18/09/11
The eleventh annual Tech Track 100 league table supplement was published in The Sunday Times on 18 September 2011.
The 2011 Tech Track 100 ranked Britain’s private tech (TMT) companies with the fastest-growing sales over the latest three years, from 2007 to 2010, or 2008 to 2011. Growth ranged from 37% pa to 361% pa, with sales typically between £5m and £50m. Three former RIG clients were recognised on the list.
Toluna (#27) runs online surveys for market-research companies such as Ipsos and GfK. Chief executive Frederic-Charles Petit founded the business in 2000 with £2m from Eurovestech, a European investment fund. Toluna floated on the Alternative Investment Market five years later, but was taken private in April this year by the Belgian investment firm Verlinvest in a deal that valued the company at more than £160m, and with Invesco retaining a stake. Sales have climbed 81% a year from £12.5m in 2007 to £73.6m in 2010, boosted by a series of acquisitions that culminated in the £24m purchase of Microsoft’s online survey business in 2009. Its online community generates more than 1m votes a day.
Fourth Hospitality‘s (#48) software is used in 16 countries, including Russia, Germany and South Africa. Husband and wife Derek and Edwina Lilley founded Fourth Hospitality in 1999 after running several restaurants in northwest England. The company provides web-based planning software for restaurants and hotels to manage staffing, invoicing and stock control. An iPhone app was launched in April and is offered to customers so that tasks like checking rotas can be done remotely. Chief executive Ben Hood has overseen sales growth of 61% a year from £2.4m in 2007 to £9.9m in 2010, and in March ECI Partners invested an undisclosed sum for a majority stake.
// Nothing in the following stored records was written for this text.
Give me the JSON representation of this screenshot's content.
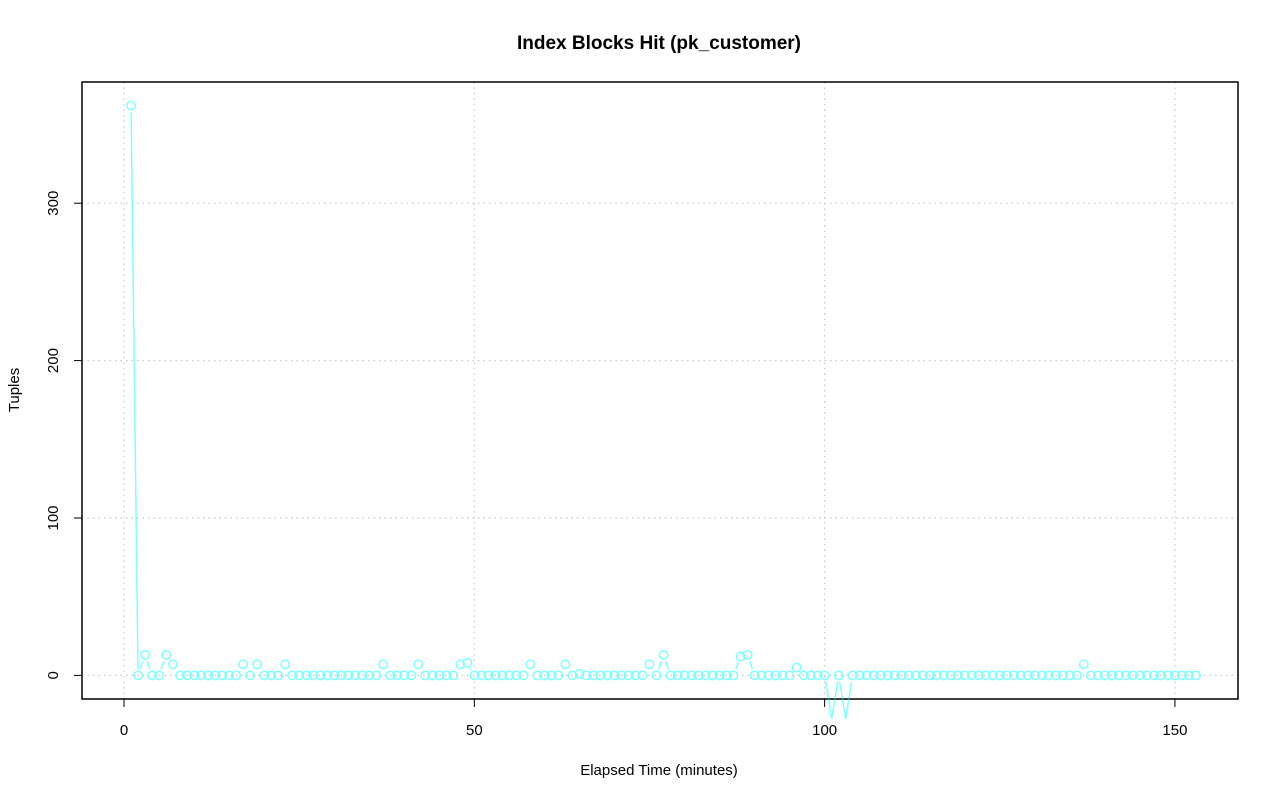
{
  "chart_data": {
    "type": "line",
    "title": "Index Blocks Hit (pk_customer)",
    "xlabel": "Elapsed Time (minutes)",
    "ylabel": "Tuples",
    "xlim": [
      -6,
      159
    ],
    "ylim": [
      -15,
      377
    ],
    "xticks": [
      0,
      50,
      100,
      150
    ],
    "yticks": [
      0,
      100,
      200,
      300
    ],
    "grid": true,
    "line_style": "line with circle markers",
    "series": [
      {
        "color": "#7fffff",
        "x": [
          1,
          2,
          3,
          4,
          5,
          6,
          7,
          8,
          9,
          10,
          11,
          12,
          13,
          14,
          15,
          16,
          17,
          18,
          19,
          20,
          21,
          22,
          23,
          24,
          25,
          26,
          27,
          28,
          29,
          30,
          31,
          32,
          33,
          34,
          35,
          36,
          37,
          38,
          39,
          40,
          41,
          42,
          43,
          44,
          45,
          46,
          47,
          48,
          49,
          50,
          51,
          52,
          53,
          54,
          55,
          56,
          57,
          58,
          59,
          60,
          61,
          62,
          63,
          64,
          65,
          66,
          67,
          68,
          69,
          70,
          71,
          72,
          73,
          74,
          75,
          76,
          77,
          78,
          79,
          80,
          81,
          82,
          83,
          84,
          85,
          86,
          87,
          88,
          89,
          90,
          91,
          92,
          93,
          94,
          95,
          96,
          97,
          98,
          99,
          100,
          101,
          102,
          103,
          104,
          105,
          106,
          107,
          108,
          109,
          110,
          111,
          112,
          113,
          114,
          115,
          116,
          117,
          118,
          119,
          120,
          121,
          122,
          123,
          124,
          125,
          126,
          127,
          128,
          129,
          130,
          131,
          132,
          133,
          134,
          135,
          136,
          137,
          138,
          139,
          140,
          141,
          142,
          143,
          144,
          145,
          146,
          147,
          148,
          149,
          150,
          151,
          152,
          153
        ],
        "values": [
          362,
          0,
          13,
          0,
          0,
          13,
          7,
          0,
          0,
          0,
          0,
          0,
          0,
          0,
          0,
          0,
          7,
          0,
          7,
          0,
          0,
          0,
          7,
          0,
          0,
          0,
          0,
          0,
          0,
          0,
          0,
          0,
          0,
          0,
          0,
          0,
          7,
          0,
          0,
          0,
          0,
          7,
          0,
          0,
          0,
          0,
          0,
          7,
          8,
          0,
          0,
          0,
          0,
          0,
          0,
          0,
          0,
          7,
          0,
          0,
          0,
          0,
          7,
          0,
          1,
          0,
          0,
          0,
          0,
          0,
          0,
          0,
          0,
          0,
          7,
          0,
          13,
          0,
          0,
          0,
          0,
          0,
          0,
          0,
          0,
          0,
          0,
          12,
          13,
          0,
          0,
          0,
          0,
          0,
          0,
          5,
          0,
          0,
          0,
          0,
          null,
          0,
          null,
          0,
          0,
          0,
          0,
          0,
          0,
          0,
          0,
          0,
          0,
          0,
          0,
          0,
          0,
          0,
          0,
          0,
          0,
          0,
          0,
          0,
          0,
          0,
          0,
          0,
          0,
          0,
          0,
          0,
          0,
          0,
          0,
          0,
          7,
          0,
          0,
          0,
          0,
          0,
          0,
          0,
          0,
          0,
          0,
          0,
          0,
          0,
          0,
          0,
          0
        ]
      }
    ]
  }
}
Solar Communications (#87) has been transformed since 2007 when it was bought by its current chief executive Mark Colquhoun, who has run several businesses, including a game lodge in South Africa. It now specialises in unified communications, helping companies to integrate phone, text messaging and voicemail with more sophisticated telecoms. Typical clients have 200 to 3,000 employees and include Portman Travel, World First, and the College of Law. Sales at the Wiltshire company have grown 40% a year from £2.7m in 2007 to £7.5m in 2010, and it plans to release a mobile-phone application shortly, enabling its clients to dispense with their desk phones altogether.